Don't write comments that explain previous behavior ("used to be X", "was renamed from Y", "kept for legacy callers"). Code shows the current state; history lives in git.

Don't preserve backward compatibility unless the user asks for it. No deprecation shims, no aliases, no fallbacks for the old shape. When planning a change that would break existing callers, schemas, configs, or APIs, call out the break explicitly in the plan. If the user approves it, delete the old code outright — do not leave a transition layer behind.

Security

Databasus handles sensitive data, so security is a layered defence. CodeQL, CodeRabbit, Codex Security, Trivy, Dependabot, gitleaks and semgrep all run on every PR. When working in the repo:

  • Don't disable or weaken security checks to make a build pass. For genuine false positives, suppress explicitly with a documented reason (e.g. .trivyignore) and explain why in the PR.
  • Pin every new GitHub Action to a full commit SHA with a # vX.Y.Z tag comment.

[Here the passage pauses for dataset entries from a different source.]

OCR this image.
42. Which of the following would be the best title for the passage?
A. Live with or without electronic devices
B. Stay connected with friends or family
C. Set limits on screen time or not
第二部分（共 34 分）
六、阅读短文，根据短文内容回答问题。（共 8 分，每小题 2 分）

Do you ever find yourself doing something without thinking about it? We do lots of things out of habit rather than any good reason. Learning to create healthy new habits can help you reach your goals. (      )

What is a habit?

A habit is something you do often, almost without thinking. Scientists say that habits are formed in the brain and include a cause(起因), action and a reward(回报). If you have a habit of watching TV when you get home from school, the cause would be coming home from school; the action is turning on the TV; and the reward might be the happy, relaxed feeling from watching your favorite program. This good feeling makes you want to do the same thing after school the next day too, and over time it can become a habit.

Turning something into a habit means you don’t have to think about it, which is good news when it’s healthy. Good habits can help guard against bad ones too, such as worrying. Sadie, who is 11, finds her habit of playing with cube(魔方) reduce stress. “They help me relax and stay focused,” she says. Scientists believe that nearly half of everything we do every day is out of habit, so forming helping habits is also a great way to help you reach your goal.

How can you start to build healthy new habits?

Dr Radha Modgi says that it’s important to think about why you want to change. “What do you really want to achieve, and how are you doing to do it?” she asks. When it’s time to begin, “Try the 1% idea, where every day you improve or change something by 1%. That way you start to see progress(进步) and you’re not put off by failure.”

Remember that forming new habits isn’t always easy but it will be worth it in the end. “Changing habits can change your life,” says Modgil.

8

No floating tags like @v4 or @main.
  • Workflows default to top-level permissions: contents: read; elevate per-job only when justified.
  • Keep Dockerfiles free of secrets, floating base-image tags and unjustified root. If root-at-start is required (PUID/PGID remap, volume chown, initdb), drop privileges with gosu before exec-ing the app.
  • Never log secrets, tokens or credentials. Redact at the logger layer, not at call sites.

The README's 🛡️ Security & reliability engineering section is the public-facing version of these practices — keep both consistent if substance changes.